No coração do Distrito Federal, entre o concreto das superquadras e o sussurro persistente da memória candanga, o Guará emerge como protagonista de uma narrativa que mistura barro, sonho e comunidade. A websérie “História do Guará – Do nascimento aos dias atuais”, iniciativa do projeto Hackacity, propõe mais que um resgate histórico: é um manifesto afetivo e político em prol de um novo urbanismo, de base humana e tecnológica.
É como se o Guará fosse contado pela própria terra vermelha que tingia os pés dos primeiros moradores. A narrativa percorre não só os anos, mas as camadas emocionais que constituem a cidade: a chegada dos pioneiros em 1958, o olhar visionário de Rogério de Freitas, o mutirão colaborativo que erigiu as primeiras casas, as ruas que celebravam cada tijolo assentado com samba, riso e chapéu de palha.
O episódio inaugural da websérie, intitulado “Ep101”, é uma aula viva de urbanismo popular. E mais do que isso — é poesia em concreto. A oralidade dos depoimentos, a reconstrução dos afetos, a força dos gestos anônimos. Tudo isso traduz um modelo de cidade em que o coletivo não era um conceito de gabinete, mas uma prática de sobrevivência, de pertencimento.
A proposta do Hackacity, no entanto, não é apenas nostálgica. O passado serve de alicerce para o futuro. Ao revisitar a gênese do Guará, o projeto abre espaço para discutir as cidades inteligentes não como fetiches tecnológicos, mas como ferramentas a serviço da dignidade urbana. IoT, Blockchain, inteligência artificial — palavras muitas vezes distantes do cotidiano — são aqui trazidas com afeto e propósito.

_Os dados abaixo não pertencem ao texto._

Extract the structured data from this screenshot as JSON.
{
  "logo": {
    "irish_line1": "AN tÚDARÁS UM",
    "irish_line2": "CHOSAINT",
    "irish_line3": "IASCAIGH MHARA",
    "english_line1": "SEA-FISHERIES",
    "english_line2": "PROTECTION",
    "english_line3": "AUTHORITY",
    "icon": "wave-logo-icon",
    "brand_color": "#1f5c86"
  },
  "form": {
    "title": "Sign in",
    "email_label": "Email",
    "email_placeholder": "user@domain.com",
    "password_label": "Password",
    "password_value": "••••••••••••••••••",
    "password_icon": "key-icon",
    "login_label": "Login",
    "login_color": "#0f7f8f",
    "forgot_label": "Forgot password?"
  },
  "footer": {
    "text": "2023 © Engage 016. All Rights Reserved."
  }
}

O futuro, afinal, só faz sentido se for para todos.
Em tempos de algoritmos, a websérie se ancora na palavra dita no portão, no vizinho que ajudou a levantar a laje, no professor que abre a escola técnica ao bairro. O Guará é narrado como um organismo vivo, com pulmões verdes, articulações comunitárias e uma alma coletiva pulsante.
O episódio remonta ainda figuras simbólicas como Wadjô Gomide, da SHIS, e exalta a força feminina e negra presente nas entrelinhas da fundação. A cidade é mostrada como um símbolo da moradia digna construída por mãos comuns, mas ideias extraordinárias.
“Viver o Guará” deixa de ser um jargão local para se tornar um chamado — uma provocação sensível sobre o que queremos construir nas outras cidades do Brasil. Um convite à reinvenção dos espaços urbanos a partir da memória, da colaboração e da escuta ativa.
Ao fim da exibição, fica a sensação de que algo mudou. Talvez tenhamos entendido que o futuro das cidades não está nos prédios mais altos, mas nas histórias mais profundas.
E como disse um antigo morador, enquanto sorteava casas em bilhetinhos num chapéu de palha:
“Aqui, até o cimento era partilhado com sorriso.”